August 18th, 2008
Should Evangelicals Downgrade the Abortion Issue?
Lately I’ve heard from several sources that a small but vocal number of evangelicals don’t think abortion is as important an issue as it has been in the past. They think there are more important issues to consider since it doesn’t look like anything is going to be changing on abortion anytime soon.
Say what???
These poor misinformed souls obviously don’t know the work being done by folks like Steve Wagner at Stand to Reason. Steve has given years of his life traveling to college campuses around the country and challenging young people to think more carefully and more clearly about abortion. Steve has spoken to thousands and thousands of college students (as well as others, through media appearances and his book, Common Ground Without Compromise) and helped them to draw their own conclusion that abortion is not morally neutral. His clear thinking and communicating is slowly but steadily changing the way young Americans think about abortion.

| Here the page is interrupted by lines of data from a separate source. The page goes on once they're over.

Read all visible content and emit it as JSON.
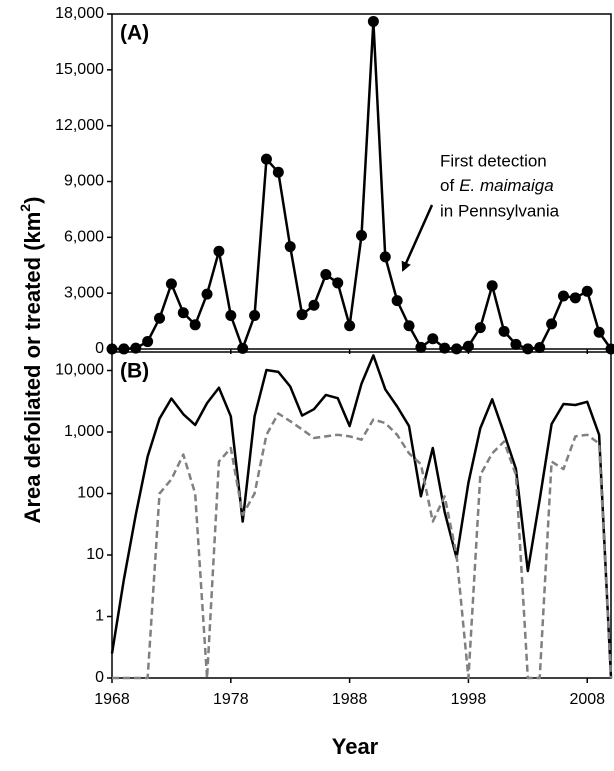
{
  "shared": {
    "x_label": "Year",
    "y_label": [
      "Area defoliated or treated (km",
      "2",
      ")"
    ]
  },
  "chart_data": [
    {
      "type": "line",
      "panel_label": "(A)",
      "yscale": "linear",
      "markers": true,
      "annotation": [
        "First detection",
        "of",
        "E. maimaiga",
        "in Pennsylvania"
      ],
      "x": [
        1968,
        1969,
        1970,
        1971,
        1972,
        1973,
        1974,
        1975,
        1976,
        1977,
        1978,
        1979,
        1980,
        1981,
        1982,
        1983,
        1984,
        1985,
        1986,
        1987,
        1988,
        1989,
        1990,
        1991,
        1992,
        1993,
        1994,
        1995,
        1996,
        1997,
        1998,
        1999,
        2000,
        2001,
        2002,
        2003,
        2004,
        2005,
        2006,
        2007,
        2008,
        2009,
        2010
      ],
      "series": [
        {
          "color": "#000000",
          "values": [
            0.25,
            4,
            45,
            400,
            1650,
            3500,
            1950,
            1300,
            2950,
            5250,
            1800,
            35,
            1800,
            10200,
            9500,
            5500,
            1850,
            2350,
            4000,
            3550,
            1250,
            6100,
            17600,
            4950,
            2600,
            1250,
            90,
            550,
            50,
            9,
            150,
            1150,
            3400,
            950,
            250,
            5.5,
            80,
            1350,
            2850,
            2750,
            3100,
            900,
            0
          ]
        }
      ],
      "xlim": [
        1968,
        2010
      ],
      "xticks": [
        1968,
        1978,
        1988,
        1998,
        2008
      ],
      "ylim": [
        0,
        18000
      ],
      "yticks": [
        0,
        {
          "value": 3000,
          "label": "3,000"
        },
        {
          "value": 6000,
          "label": "6,000"
        },
        {
          "value": 9000,
          "label": "9,000"
        },
        {
          "value": 12000,
          "label": "12,000"
        },
        {
          "value": 15000,
          "label": "15,000"
        },
        {
          "value": 18000,
          "label": "18,000"
        }
      ]
    },
    {
      "type": "line",
      "panel_label": "(B)",
      "yscale": "log",
      "markers": false,
      "x": [
        1968,
        1969,
        1970,
        1971,
        1972,
        1973,
        1974,
        1975,
        1976,
        1977,
        1978,
        1979,
        1980,
        1981,
        1982,
        1983,
        1984,
        1985,
        1986,
        1987,
        1988,
        1989,
        1990,
        1991,
        1992,
        1993,
        1994,
        1995,
        1996,
        1997,
        1998,
        1999,
        2000,
        2001,
        2002,
        2003,
        2004,
        2005,
        2006,
        2007,
        2008,
        2009,
        2010
      ],
      "series": [
        {
          "color": "#000000",
          "values": [
            0.25,
            4,
            45,
            400,
            1650,
            3500,
            1950,
            1300,
            2950,
            5250,
            1800,
            35,
            1800,
            10200,
            9500,
            5500,
            1850,
            2350,
            4000,
            3550,
            1250,
            6100,
            17600,
            4950,
            2600,
            1250,
            90,
            550,
            50,
            9,
            150,
            1150,
            3400,
            950,
            250,
            5.5,
            80,
            1350,
            2850,
            2750,
            3100,
            900,
            0
          ]
        },
        {
          "color": "#808080",
          "dash": true,
          "values": [
            0,
            0,
            0,
            0,
            100,
            170,
            430,
            100,
            0,
            330,
            550,
            45,
            100,
            900,
            2000,
            1500,
            1100,
            800,
            850,
            900,
            850,
            750,
            1600,
            1400,
            900,
            450,
            300,
            35,
            90,
            10,
            0,
            200,
            450,
            700,
            200,
            0,
            0,
            330,
            250,
            850,
            900,
            650,
            0
          ]
        }
      ],
      "xlim": [
        1968,
        2010
      ],
      "xticks": [
        1968,
        1978,
        1988,
        1998,
        2008
      ],
      "ylim": [
        0,
        20000
      ],
      "yticks": [
        0,
        1,
        10,
        100,
        {
          "value": 1000,
          "label": "1,000"
        },
        {
          "value": 10000,
          "label": "10,000"
        }
      ]
    }
  ]
}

Here’s an example from his article “One-Minute Pro-Life Apologist.” This comes from a real dialogue he had with a college student:
If the unborn is growing, it must be alive. And if it has human parents, it must be human. And living humans, or human beings like you and I, are valuable aren’t they? From conception, all that’s added to the unborn is a proper environment and adequate nutrition. But those are the same things all of us need. And not only that. There’s one quality all of us have equally that demands equal treatment: we all have a human nature. Racism and sexism are wrong because they pick out external differences and ignore the underlying similarity between men and women, blacks and whites. And my concern is for your rights as a woman,that you can vindicate them against the will of the majority, but you can only vindicate your rights if you base them on your human nature. But the unborn also has that same human nature, so shouldn’t we protect him from discrimination just like we protect minorities and women?
Perhaps you’re wondering why my wife and I have given several thousand dollars to support Steve’s work over the years? Two reasons:
The first is that just a minute or two of careful thinking about abortion will be enough to convince most reasonable people that we must end legalized abortion — or so we hope.

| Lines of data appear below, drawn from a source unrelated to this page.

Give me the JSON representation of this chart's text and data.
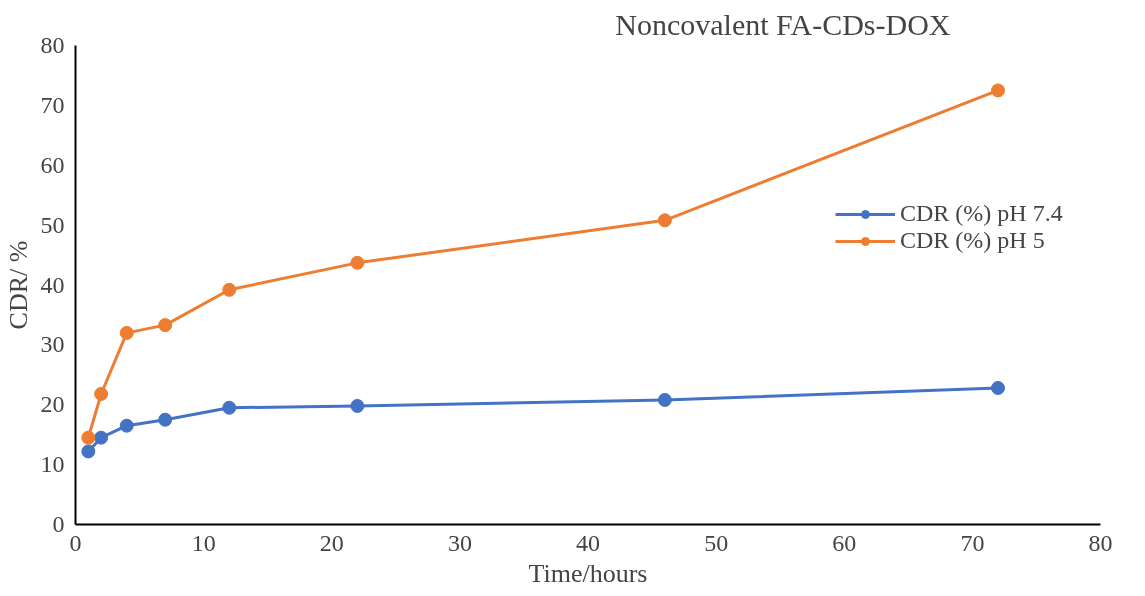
{
  "chart_data": {
    "type": "line",
    "title": "Noncovalent FA-CDs-DOX",
    "xlabel": "Time/hours",
    "ylabel": "CDR/ %",
    "x": [
      1,
      2,
      4,
      7,
      12,
      22,
      46,
      72
    ],
    "series": [
      {
        "name": "CDR (%) pH 7.4",
        "color": "#4472c4",
        "values": [
          12.2,
          14.5,
          16.5,
          17.5,
          19.5,
          19.8,
          20.8,
          22.8
        ]
      },
      {
        "name": "CDR (%) pH 5",
        "color": "#ed7d31",
        "values": [
          14.5,
          21.8,
          32,
          33.3,
          39.2,
          43.7,
          50.8,
          72.5
        ]
      }
    ],
    "xlim": [
      0,
      80
    ],
    "xticks": [
      0,
      10,
      20,
      30,
      40,
      50,
      60,
      70,
      80
    ],
    "ylim": [
      0,
      80
    ],
    "yticks": [
      0,
      10,
      20,
      30,
      40,
      50,
      60,
      70,
      80
    ],
    "grid": false,
    "legend": "right",
    "marker": "circle",
    "line_style": "solid"
  }
}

The second is that our nation won’t move past this issue unless most ordinary Americans are convinced in their hearts and minds that there is no possible moral justification for abortion on demand. Political maneuvering won’t do it. Stacking the courts won’t do it, at least not for the long term.
Steve isn’t a lobbyist. He talks with ordinary people and helps them to think through these things for themselves. He’s an advocate for children to the people themselves, to the grass roots. Because of his work and the work of others like him, I have hope that we can change our nation’s attitude about abortion from the ground up.
But that’s why evangelicals should put abortion foremost in their minds when they go to the polls this year. With people like Steve educating young people, there is real reason to hope that Americans of the coming generations won’t be as morally confused about abortion as Americans have been in recent decades. But if the next president stacks the courts with pro-choice judges and justices who will serve for 20 or 30 years, how many millions of unborn children will die, even against the will of ordinary Americans, until a future president has a chance to replace them? It won’t matter what the people believe or want if the courts are already stacked against children.